Apr 9, 2013 at 1:16 PM
I have a base of approximately 47.000 sequences, and need to perform global alignment of all against all with the goal of removing those with a score above an X. How could I make this a viable way, because after hours was obtained as a result only 50 threads.

Thanks for the help

Matheus Franco
Apr 9, 2013 at 11:10 PM
Hi, Matheus,

That means 47,000 x 47,000 /2 = 1.1 Billion method call, if one call costs 0.1 sec, that will be 30,000 hours. Suppose you can call the method in C code with 10 times speed up, it would still be 3,000 hours. Will you consider using Windows Azure for this?


Apr 9, 2013 at 11:19 PM
I can't think of any good reason to do that many alignments and than only keep the pairs above X. Global alignments are VERY expensive. You need to pre-filter so you are only aligning against candidates that are likely to be above X. This would be very easy to do, see the HSP discussion of the blast algorithm for instance.

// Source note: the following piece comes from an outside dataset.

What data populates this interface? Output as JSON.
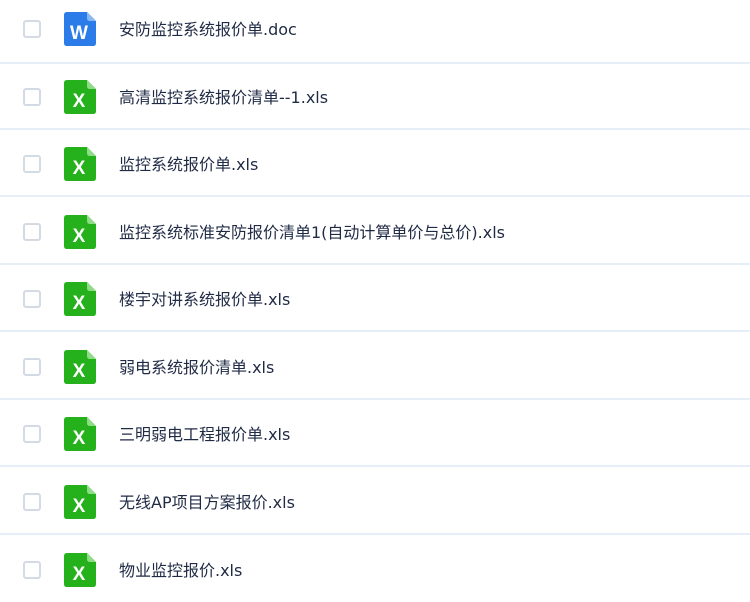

Basically, hash your sequence k-mers, only attempt a global alignment against somewhat similar sequences. Also, make sure you are only doing N choose 2 alignments, and not NxN.
Apr 10, 2013 at 2:13 AM
Hi Dong,
   Thanks for the suggestion.
Apr 10, 2013 at 2:17 AM
Hi evolvedmicrobe,

I understand your proposal. The problem and that I need to remove sequences that are similar to the same fasta file, with the intention of having only unique sequences for generation oligos for a microarray experiment. What is the best approach I recommend?

best regards,
Apr 10, 2013 at 4:45 PM
So you are trying to pick as less possible to make oligo libraries. If there is no other clever ways suggested, I had a quick thought: how about you reduce the search space in runtime, and if you can do this with multiple threads, then the space should be reduced very fast, i.e. all similar ones will be removed from the space.